"The most remarkable innovation in Mesopotamian civilization is urbanism. The idea of the city as a heterogeneous, complex, messy, constantly changing but ultimately viable concept for human society was a Mesopotamian invention. ... By the end of the third millennium, 90 per cent of the population in southern Mesopotamia was living in cities. By the mid first millennium, Babylon was the world's largest and only metropolis"
That quote comes from the six page preface, which, along with a timeline, a map, a glossary and an index, provides the only unifying framework. There's no overall conclusion and to a large extent the ten chapters in Mesopotamia: The Invention of the City could stand separately. Each looks at one city, running "in a roughly chronological sequence from fifth-millennium Eridu through to Babylon, which lasted into the first few centuries AD". In between those come Uruk, Shuruppak, Akkad, Ur, Nippur, Sippar, Ashur, and Nineveh.
For each city there's a brief history of its excavations.
"In 1856 members of the Royal Asiatic Society were told that a ruin site had been found in the remote desert region of southern Mesopotamia, huge in size and impressive in its height of accumulated debris. ...
Excavations resumed in 1928 to 1939 and again from 1953 to 1990. Although epigraphy, the study of texts, became another important focus after the discovery of archaic tablets in the 1930s, the archaeologists at Warka still concentrated on architecture. Considering that Uruk had the earliest, grandest and most numerous monumental buildings in Mesopotamia, it was well served by the enthusiasm and technical expertise of the German excavators. ...
Most of the archaeological information about Uruk therefore concerns either the early 'Uruk' period of the fourth millennium, or the later phase, especially the Neo-Babylonian and Seleucid epoch (the latter half of the first millennium)."
Leick doesn't get bogged down in the details here — there are sixteen pages of halftones, mostly of artefacts, but no excavation diagrams or stratigraphic sections.
In some cases the evidence is also, or even mostly, external.

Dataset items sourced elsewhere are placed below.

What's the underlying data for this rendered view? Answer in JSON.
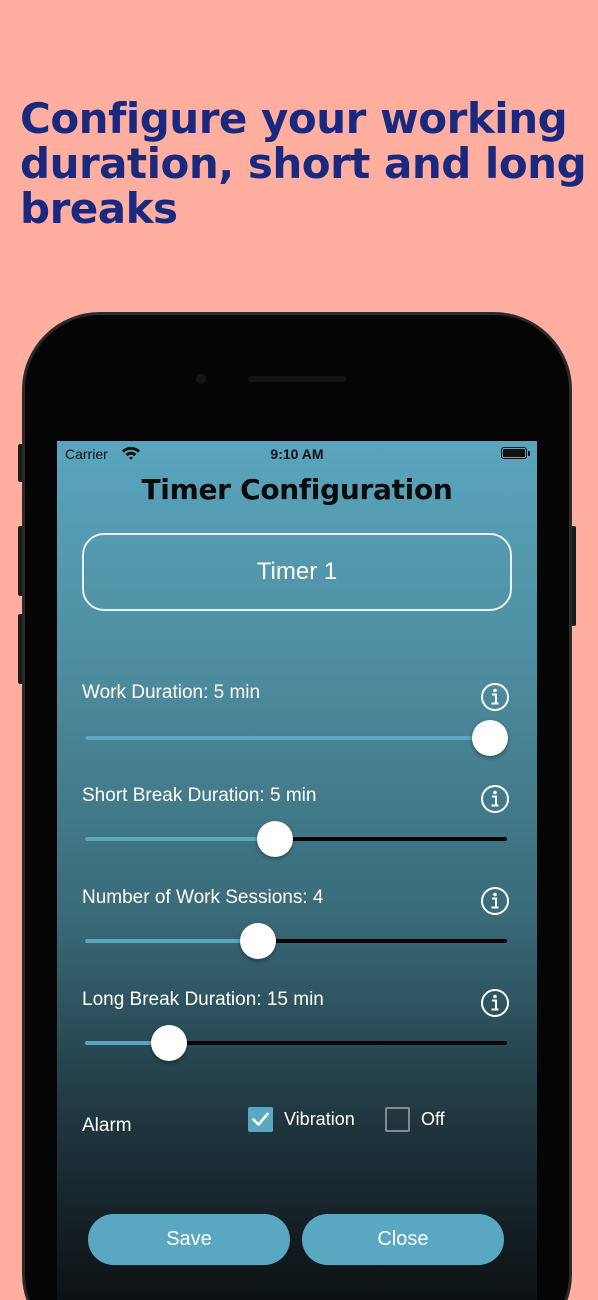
{
  "headline": "Configure your working duration, short and long breaks",
  "status_bar": {
    "carrier": "Carrier",
    "time": "9:10 AM"
  },
  "screen_title": "Timer Configuration",
  "timer_name": "Timer 1",
  "settings": [
    {
      "label": "Work Duration: 5 min",
      "level": 0.96
    },
    {
      "label": "Short Break Duration: 5 min",
      "level": 0.45
    },
    {
      "label": "Number of Work Sessions: 4",
      "level": 0.41
    },
    {
      "label": "Long Break Duration: 15 min",
      "level": 0.2
    }
  ],
  "alarm": {
    "label": "Alarm",
    "options": [
      {
        "label": "Vibration",
        "checked": true
      },
      {
        "label": "Off",
        "checked": false
      }
    ]
  },
  "buttons": {
    "save": "Save",
    "close": "Close"
  },
  "colors": {
    "background": "#ffaea0",
    "headline": "#19297f",
    "accent": "#5aa7c1",
    "track": "#060606"
  }
}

"We have so far no archaeological record of [Akkad's] existence, no foundation deposits, no stratified sequence of debris, no architectural remains, no inscribed bricks to identify the site. All the same, the reality of Akkad as the new capital of a state founded by Sargon of Akkad has never been doubted because the name of the city appears in written documents from the second half of the third millennium from other Mesopotamian sites, quite apart from frequent references to Akkad in the cuneiform literature, omens and royal titles."

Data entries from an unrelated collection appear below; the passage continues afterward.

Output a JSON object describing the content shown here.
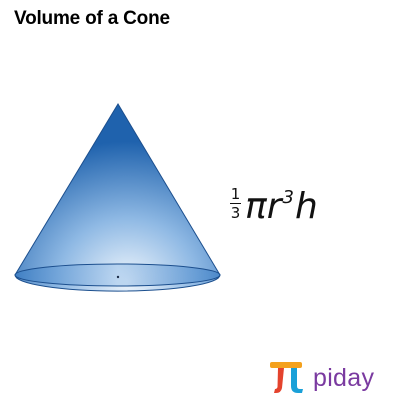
{
  "title": "Volume of a Cone",
  "formula": {
    "numerator": "1",
    "denominator": "3",
    "pi": "π",
    "r": "r",
    "exponent": "3",
    "h": "h"
  },
  "logo": {
    "text": "piday",
    "colors": {
      "orange": "#f4a11d",
      "red": "#e4432d",
      "blue": "#1aa0d8",
      "purple": "#7a3aa0"
    }
  },
  "colors": {
    "cone_dark": "#1f5fa8",
    "cone_light": "#e9f2fb",
    "background": "#ffffff"
  }
}
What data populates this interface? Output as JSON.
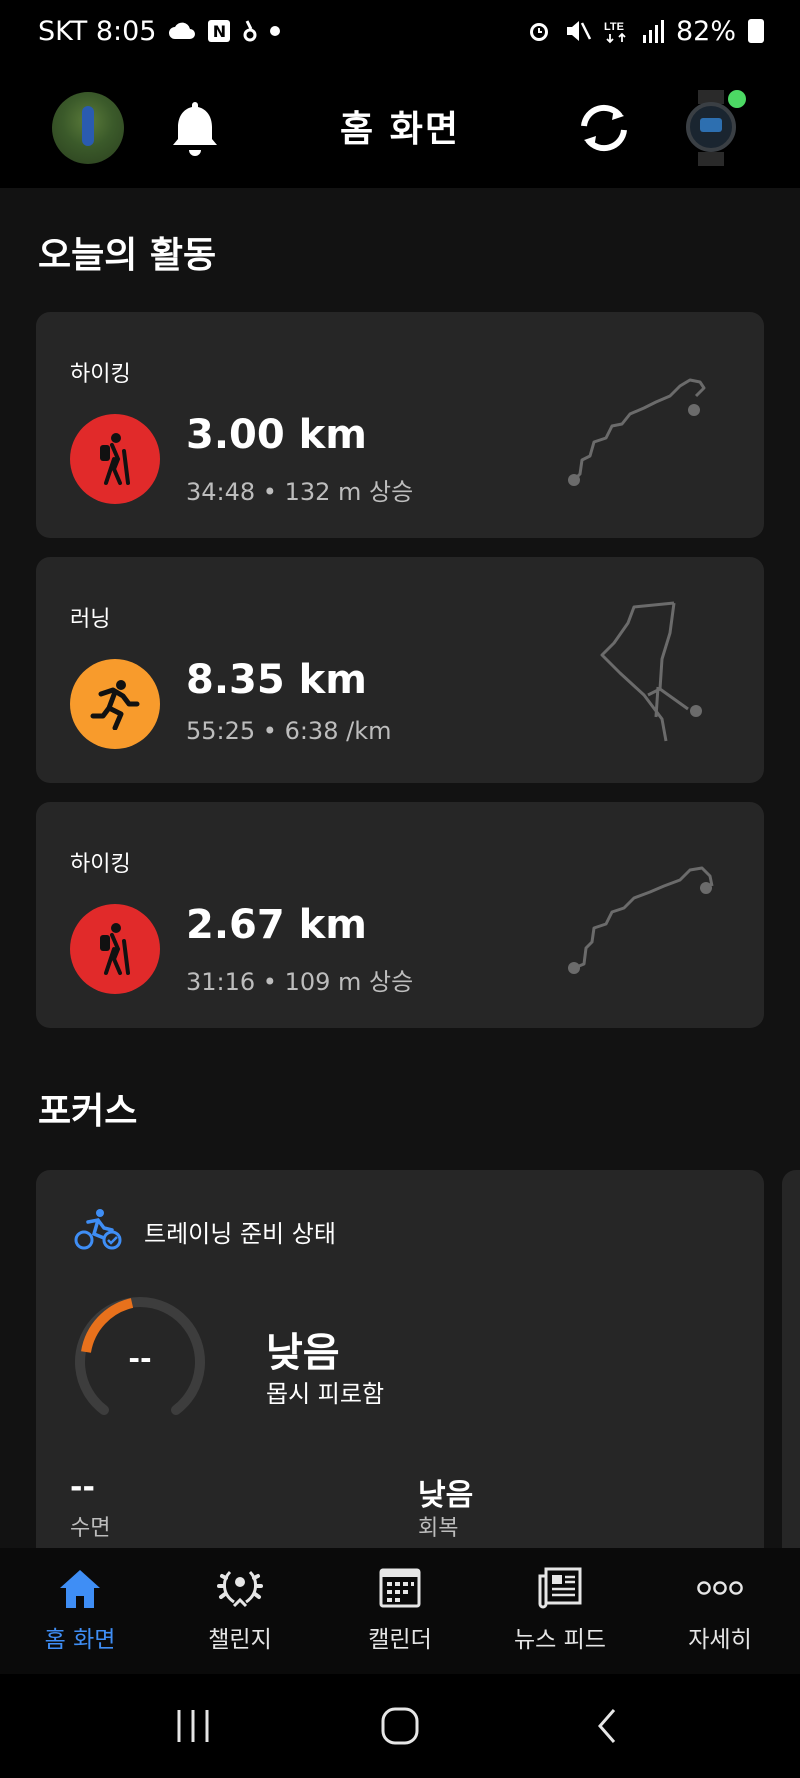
{
  "status_bar": {
    "carrier_time": "SKT 8:05",
    "n_badge": "N",
    "right_text": "82%"
  },
  "header": {
    "title": "홈 화면"
  },
  "today": {
    "title": "오늘의 활동",
    "activities": [
      {
        "type": "하이킹",
        "distance": "3.00 km",
        "sub": "34:48 • 132 m 상승",
        "color": "#e12a2a"
      },
      {
        "type": "러닝",
        "distance": "8.35 km",
        "sub": "55:25 • 6:38 /km",
        "color": "#f89b2c"
      },
      {
        "type": "하이킹",
        "distance": "2.67 km",
        "sub": "31:16 • 109 m 상승",
        "color": "#e12a2a"
      }
    ]
  },
  "focus": {
    "title": "포커스",
    "card_title": "트레이닝 준비 상태",
    "gauge_value": "--",
    "status": "낮음",
    "description": "몹시 피로함",
    "stats": [
      {
        "value": "--",
        "label": "수면"
      },
      {
        "value": "낮음",
        "label": "회복"
      }
    ]
  },
  "bottom_nav": {
    "items": [
      {
        "label": "홈 화면",
        "icon": "home-icon",
        "active": true
      },
      {
        "label": "챌린지",
        "icon": "laurel-icon",
        "active": false
      },
      {
        "label": "캘린더",
        "icon": "calendar-icon",
        "active": false
      },
      {
        "label": "뉴스 피드",
        "icon": "newsfeed-icon",
        "active": false
      },
      {
        "label": "자세히",
        "icon": "more-icon",
        "active": false
      }
    ]
  },
  "colors": {
    "accent": "#3f8ef5",
    "hiking": "#e12a2a",
    "running": "#f89b2c",
    "gauge_active": "#e8711c",
    "online": "#4cd964"
  }
}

This is used to give an overview of the city's history. Leick then looks in detail at a few select topics, chosen for interest and depending on the vagaries of the evidence available, archaeological and literary. For Uruk, that's the development of bureaucracy and writing, the 'Uruk phenomenon' (the spread of aspects of Uruk culture across the Middle East and even further afield), and debates over political structures and the meaning of the 'temples'. For Ur, there's a look at some of the Ur III inscriptions and related texts: royal hymns, songs celebrating the king as the consort of Inanna, and a lamentation over the destruction of Ur.
Sippar had a gagam, a kind of 'convent' or secluded community of naditu women, whose archive has survived.
"Although there are isolated cases of a naditu seeking a wet-nurse, it is clear that the women in the enclosure did not have children. This greatly enhanced their chances of survival, since they were spared the risks of pregnancy and the debilitating effects of having to give birth...
While other women of the day passed their inheritance on to their husbands at marriage, the naditu could administer hers at her will. She was supposed to pass it back (with any accrued dividends) to her paternal family, but the documents make it clear that such conventions could be subverted by adopting a young girl to succeed her as a naditu and take care of her in old age."
With Ashur, Leick explores "the economic records of Assyrian businessmen and traders who had established themselves in a commercial enclave" in Cappadocia, nearly a thousand kilometres away. For Nineveh there's a more familiar narrative history of Assyria and its rulers from Sennacherib to Ashurbanipal II. And so forth, in a hugely varied smorgasbord of material.
Mesopotamia is scholarly in feel, situating what we know in the context of how we know it, and has forty five pages of notes and bibliographies (separate ones for each chapter). But its language is straightforward and not academic, and the presentation is lively, selecting material for interest and to provide context, rather than to argue a thesis or fill out a survey. It gives a feel for the diversity of Mesopotamian urban life over five millennia — and for the diversity of the disciplines and sources involved in understanding that.
Note: The Invention of the City is still relatively dense, and perhaps an odd choice as a cheap Penguin paperback; it would have seemed a more obvious candidate for a university press.